Рихард сильно сжал голову руками, затем сложил их перед собой и начал медленно говорить.

— Я расскажу вам, граф. История моя может быть обычна, ибо я уверен, что многие из дворян, как в нашей стране, так и в других, совершали поступки и более ужасные. Может быть, даже найдутся те, кто сочтет мое преступление совершенно безобидным и в какой-то мере, страшно сказать, правильным. С чего начать? Пожалуй, с того, что я был очень богат, от моих родителей осталось огромное состояние, накопленное годами жестоких поборов с принадлежавших нам земель. Когда крестьяне начали протестовать, мой отец продал им свои земли и на вырученные деньги основал весьма выгодное предприятие — банк. Знаю, что у вас в России дворяне стыдятся заниматься чем-то кроме военной, дипломатической и государственной службы, но у нас…

— Да я знаю, ваши бароны и герцоги — первейшие ростовщики-процентщики! — на губах Салтыкова играла неясная усмешка. Сам он придерживался весьма крамольных для России взглядов. Александр считал, что лучше быть ростовщиком или фабрикантом, как многие из европейских дворян, чем казнокрадом, как это заведено у русских вельмож.

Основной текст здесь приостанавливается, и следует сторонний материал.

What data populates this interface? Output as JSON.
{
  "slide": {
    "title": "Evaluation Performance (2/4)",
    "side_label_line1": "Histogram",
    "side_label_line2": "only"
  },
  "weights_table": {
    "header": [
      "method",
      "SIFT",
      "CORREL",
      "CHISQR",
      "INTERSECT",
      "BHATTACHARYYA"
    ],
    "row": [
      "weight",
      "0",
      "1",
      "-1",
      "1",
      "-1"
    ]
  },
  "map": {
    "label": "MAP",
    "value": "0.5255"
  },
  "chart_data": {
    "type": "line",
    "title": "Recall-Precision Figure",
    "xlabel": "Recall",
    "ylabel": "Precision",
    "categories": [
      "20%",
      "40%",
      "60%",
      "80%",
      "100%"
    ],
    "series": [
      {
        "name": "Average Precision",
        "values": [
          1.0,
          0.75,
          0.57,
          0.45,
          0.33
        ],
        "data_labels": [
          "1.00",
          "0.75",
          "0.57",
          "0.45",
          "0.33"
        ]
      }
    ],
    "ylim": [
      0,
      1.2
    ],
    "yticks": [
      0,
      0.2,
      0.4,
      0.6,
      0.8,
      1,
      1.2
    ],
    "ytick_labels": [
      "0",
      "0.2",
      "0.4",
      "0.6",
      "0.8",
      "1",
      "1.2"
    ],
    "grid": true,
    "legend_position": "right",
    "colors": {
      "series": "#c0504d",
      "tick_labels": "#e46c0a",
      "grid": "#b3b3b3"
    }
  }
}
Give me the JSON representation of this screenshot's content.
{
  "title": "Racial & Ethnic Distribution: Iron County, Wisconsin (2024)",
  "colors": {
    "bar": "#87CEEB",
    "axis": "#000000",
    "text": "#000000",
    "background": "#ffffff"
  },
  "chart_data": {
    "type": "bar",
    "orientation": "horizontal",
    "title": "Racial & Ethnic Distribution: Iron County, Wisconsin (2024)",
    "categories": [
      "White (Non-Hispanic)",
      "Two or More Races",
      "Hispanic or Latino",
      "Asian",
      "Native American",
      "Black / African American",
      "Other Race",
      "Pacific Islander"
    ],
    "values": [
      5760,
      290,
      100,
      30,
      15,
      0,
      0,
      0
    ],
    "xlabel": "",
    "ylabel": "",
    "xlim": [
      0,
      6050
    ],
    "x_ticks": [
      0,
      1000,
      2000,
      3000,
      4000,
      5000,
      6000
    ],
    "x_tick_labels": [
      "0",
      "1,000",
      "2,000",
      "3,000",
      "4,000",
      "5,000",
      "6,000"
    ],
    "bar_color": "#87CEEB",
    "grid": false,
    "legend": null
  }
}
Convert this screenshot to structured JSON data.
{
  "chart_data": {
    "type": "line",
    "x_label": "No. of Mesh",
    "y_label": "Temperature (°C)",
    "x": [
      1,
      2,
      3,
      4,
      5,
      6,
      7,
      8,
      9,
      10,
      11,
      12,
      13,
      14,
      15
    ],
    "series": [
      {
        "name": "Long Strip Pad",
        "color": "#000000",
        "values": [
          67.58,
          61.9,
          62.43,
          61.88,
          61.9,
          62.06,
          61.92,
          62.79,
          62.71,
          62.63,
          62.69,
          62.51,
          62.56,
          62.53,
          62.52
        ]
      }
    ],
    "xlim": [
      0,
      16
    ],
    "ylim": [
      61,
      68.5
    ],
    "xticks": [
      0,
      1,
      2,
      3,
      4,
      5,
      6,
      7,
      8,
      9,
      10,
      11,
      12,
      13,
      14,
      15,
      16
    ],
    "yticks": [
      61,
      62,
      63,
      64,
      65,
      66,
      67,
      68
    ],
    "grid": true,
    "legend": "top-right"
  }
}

Да, в ваших словах есть правда, — Рихард, как ни странно, подумал то же, что и его собеседник: «лучше быть ростовщиком-процентщиком, чем казнокрадом!». — В общем, в результате я унаследовал от отца моего богатства, которые было очень легко тратить. Золото, серебро и драгоценности. Мать моя скончалась через неделю после смерти мужа. Оставшись один, я, не задумываясь, начал проматывать полученное наследство, ибо был молод и не загадывал каким будет завтрашний день. Постепенно я погрузился в порок и расточительство. Жил в Париже, Вене, бывал в Риме. Моими постоянными спутниками были актеры, легкомысленные и развратные кокетки, утонченно порочные дворяне. Мне льстило, что нас называли «либертинами». Теперь, из-за процесса маркиза де Сада, я этого стыжусь. Конечно, наши забавы было трудно назвать хоть сколько-нибудь приличными, но все же, они ни в какое сравнение не идут с тем, что творил маркиз.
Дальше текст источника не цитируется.